The sweep of the lateral surface of the cylinder is a rectangle diagonal of which = 8 cm
The sweep of the lateral surface of the cylinder is a rectangle diagonal of which = 8 cm and the angle between the diagonal is 60 degrees. find the area of the lateral surface of the cylinder.
The area of the lateral surface of the cylinder is equal to the area of the rectangle – the sweep. Hence, it is necessary to find the area of the rectangle.
Let’s denote the width of the rectangle by a, and the length of the rectangle by b.

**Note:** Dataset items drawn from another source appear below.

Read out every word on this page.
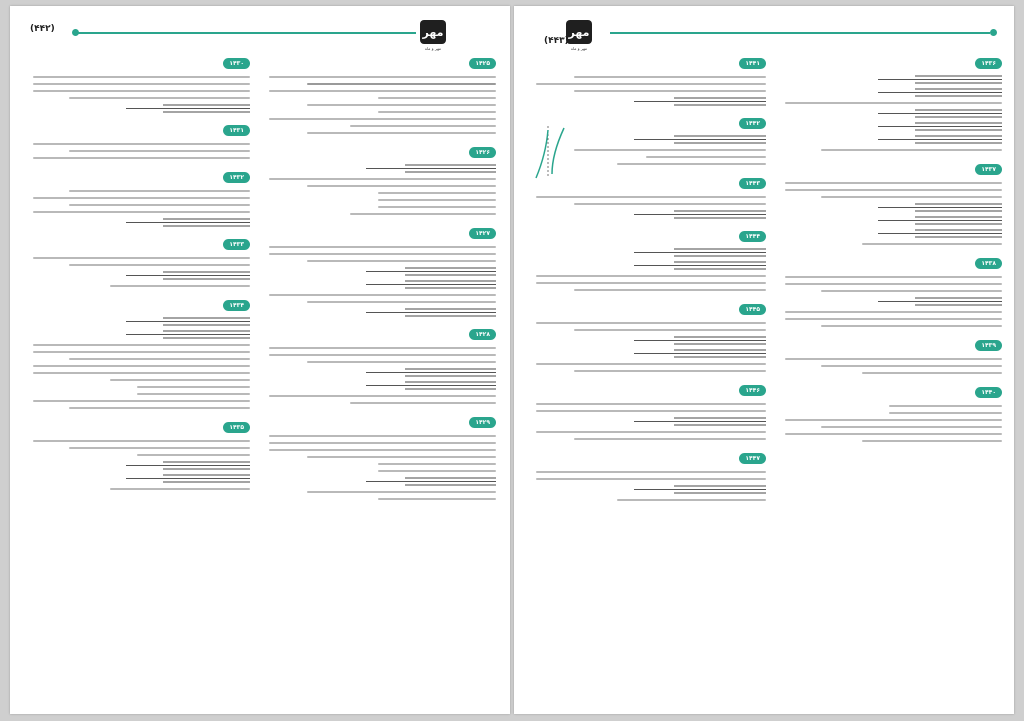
(۴۴۲)	مهر
مهر و ماه
۱۴۲۵
۱۴۲۶
۱۴۲۷
۱۴۲۸
۱۴۲۹
۱۴۳۰
۱۴۳۱
۱۴۳۲
۱۴۳۳
۱۴۳۴
۱۴۳۵
مهر
مهر و ماه
(۴۴۳)
۱۴۳۶
۱۴۳۷
۱۴۳۸
۱۴۳۹
۱۴۴۰
۱۴۴۱
۱۴۴۲
۱۴۴۳
۱۴۴۴
۱۴۴۵
۱۴۴۶
۱۴۴۷
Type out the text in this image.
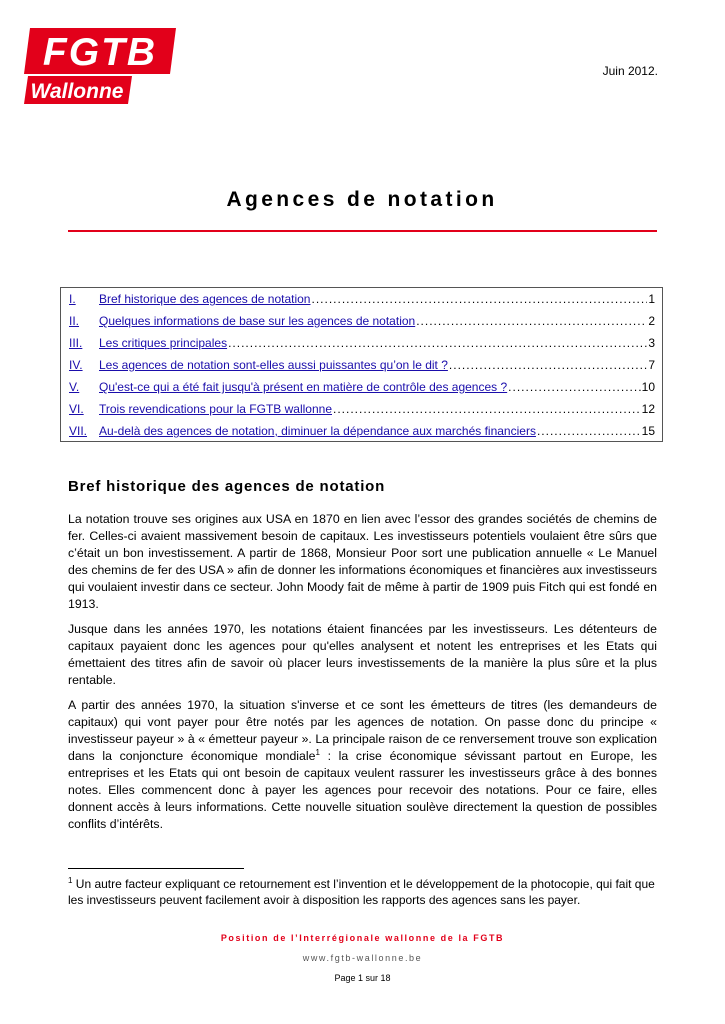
FGTB
Wallonne
Juin 2012.
Agences de notation
I.	Bref historique des agences de notation .....	1
II.	Quelques informations de base sur les agences de notation .....	2
III.	Les critiques principales .....	3
IV.	Les agences de notation sont-elles aussi puissantes qu’on le dit ? .....	7
V.	Qu'est-ce qui a été fait jusqu'à présent en matière de contrôle des agences ? .....	10
VI.	Trois revendications pour la FGTB wallonne .....	12
VII. Au-delà des agences de notation, diminuer la dépendance aux marchés financiers .....	15
Bref historique des agences de notation

La notation trouve ses origines aux USA en 1870 en lien avec l’essor des grandes sociétés de chemins de fer. Celles-ci avaient massivement besoin de capitaux. Les investisseurs potentiels voulaient être sûrs que c’était un bon investissement. A partir de 1868, Monsieur Poor sort une publication annuelle « Le Manuel des chemins de fer des USA » afin de donner les informations économiques et financières aux investisseurs qui voulaient investir dans ce secteur. John Moody fait de même à partir de 1909 puis Fitch qui est fondé en 1913.

Jusque dans les années 1970, les notations étaient financées par les investisseurs. Les détenteurs de capitaux payaient donc les agences pour qu'elles analysent et notent les entreprises et les Etats qui émettaient des titres afin de savoir où placer leurs investissements de la manière la plus sûre et la plus rentable.

A partir des années 1970, la situation s'inverse et ce sont les émetteurs de titres (les demandeurs de capitaux) qui vont payer pour être notés par les agences de notation. On passe donc du principe « investisseur payeur » à « émetteur payeur ». La principale raison de ce renversement trouve son explication dans la conjoncture économique mondiale$^1$ : la crise économique sévissant partout en Europe, les entreprises et les Etats qui ont besoin de capitaux veulent rassurer les investisseurs grâce à des bonnes notes. Elles commencent donc à payer les agences pour recevoir des notations. Pour ce faire, elles donnent accès à leurs informations. Cette nouvelle situation soulève directement la question de possibles conflits d’intérêts.

$^1$ Un autre facteur expliquant ce retournement est l’invention et le développement de la photocopie, qui fait que les investisseurs peuvent facilement avoir à disposition les rapports des agences sans les payer.
Position de l’Interrégionale wallonne de la FGTB
www.fgtb-wallonne.be
Page 1 sur 18
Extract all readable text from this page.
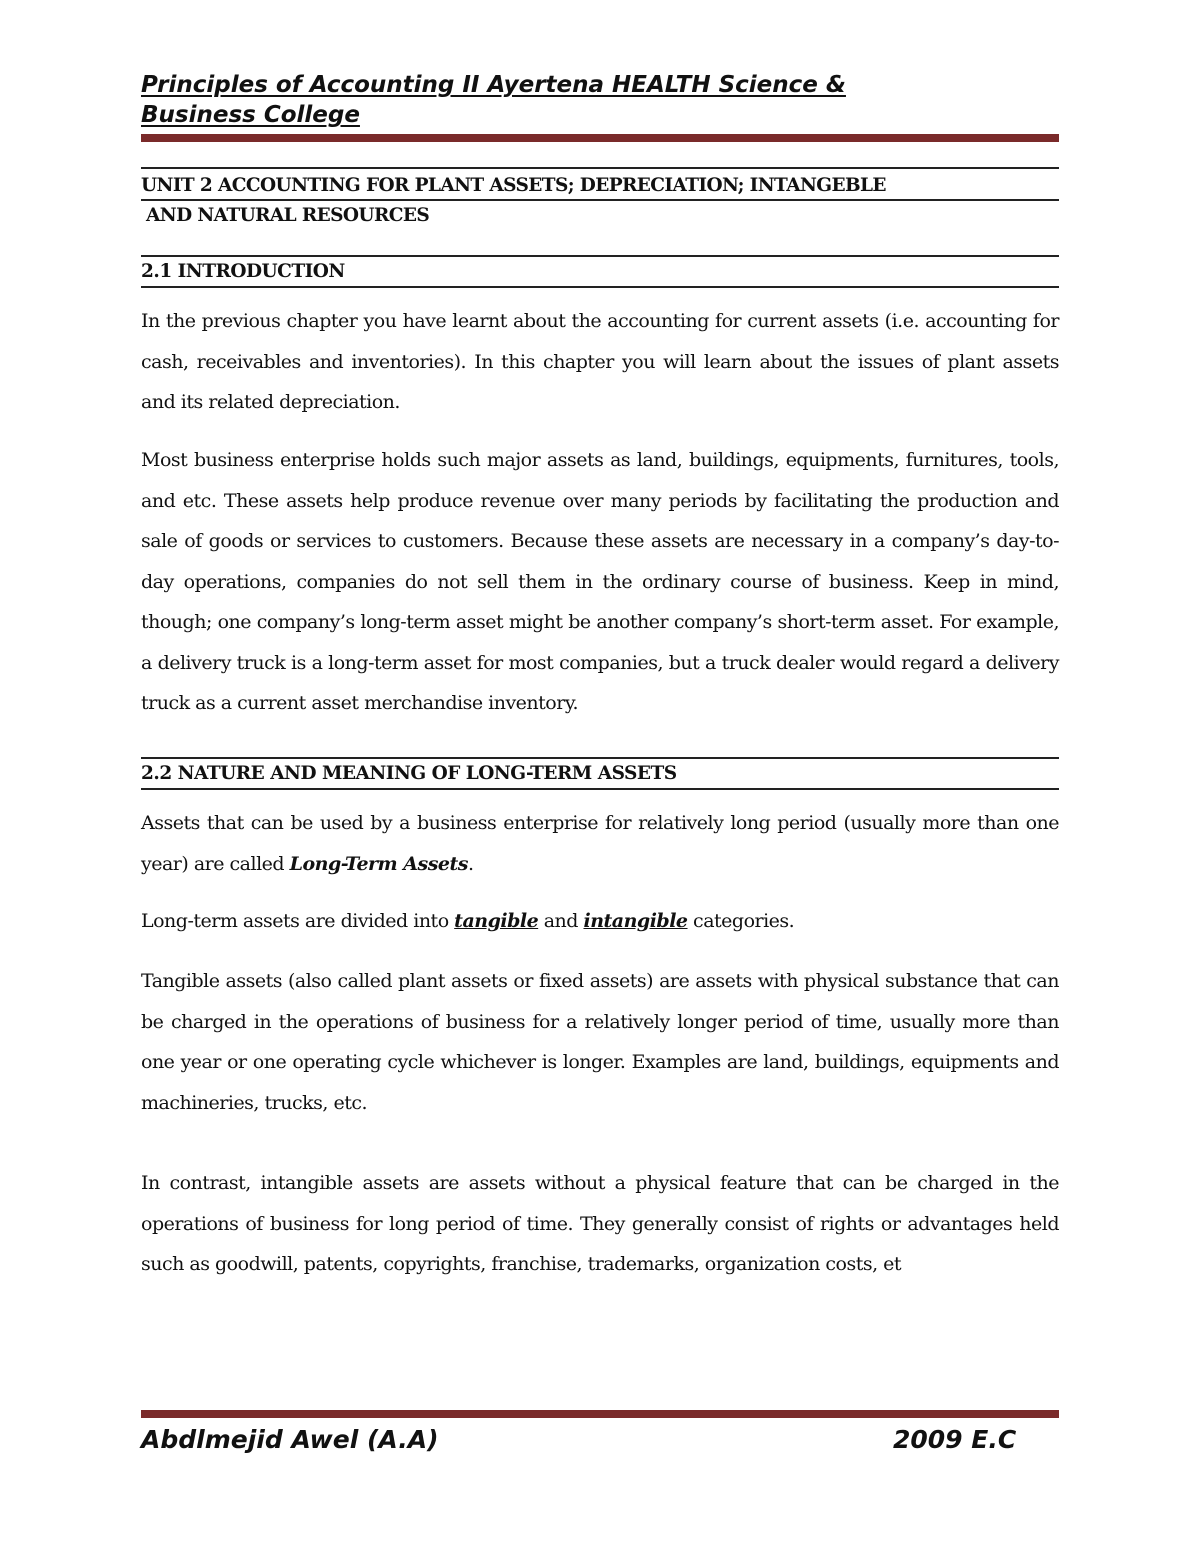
Principles of Accounting II Ayertena HEALTH Science &
Business College
UNIT 2 ACCOUNTING FOR PLANT ASSETS; DEPRECIATION; INTANGEBLE
AND NATURAL RESOURCES
2.1 INTRODUCTION
In the previous chapter you have learnt about the accounting for current assets (i.e. accounting for cash, receivables and inventories). In this chapter you will learn about the issues of plant assets and its related depreciation.
Most business enterprise holds such major assets as land, buildings, equipments, furnitures, tools, and etc. These assets help produce revenue over many periods by facilitating the production and sale of goods or services to customers. Because these assets are necessary in a company’s day-to-day operations, companies do not sell them in the ordinary course of business. Keep in mind, though; one company’s long-term asset might be another company’s short-term asset. For example, a delivery truck is a long-term asset for most companies, but a truck dealer would regard a delivery truck as a current asset merchandise inventory.
2.2 NATURE AND MEANING OF LONG-TERM ASSETS
Assets that can be used by a business enterprise for relatively long period (usually more than one year) are called Long-Term Assets.
Long-term assets are divided into tangible and intangible categories.
Tangible assets (also called plant assets or fixed assets) are assets with physical substance that can be charged in the operations of business for a relatively longer period of time, usually more than one year or one operating cycle whichever is longer. Examples are land, buildings, equipments and machineries, trucks, etc.
In contrast, intangible assets are assets without a physical feature that can be charged in the operations of business for long period of time. They generally consist of rights or advantages held such as goodwill, patents, copyrights, franchise, trademarks, organization costs, et
Abdlmejid Awel (A.A)	2009 E.C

The intersection point of the diagonals halves the diagonals of the rectangle. So the half-diagonal of the triangle is:
8/2 = 4 cm.
The diagonals of the rectangle form 4 isosceles triangles. If the angle between the diagonals is 60 °, then the triangle with side b is equilateral (since the other angles will also be 60 °). Means:
b = 4 cm.
Find the width of the rectangle using the Pythagorean theorem:
a² + b² = c²;
a² + 4² = 8²;
a² + 16 = 64;
a² = 48;
a = √48 cm.
Let’s find the area of the rectangle:
S = a * b;
S = √48 * 4;
S = 6√12 * 4;
S = 24√12 cm².
Answer: 24√12 cm²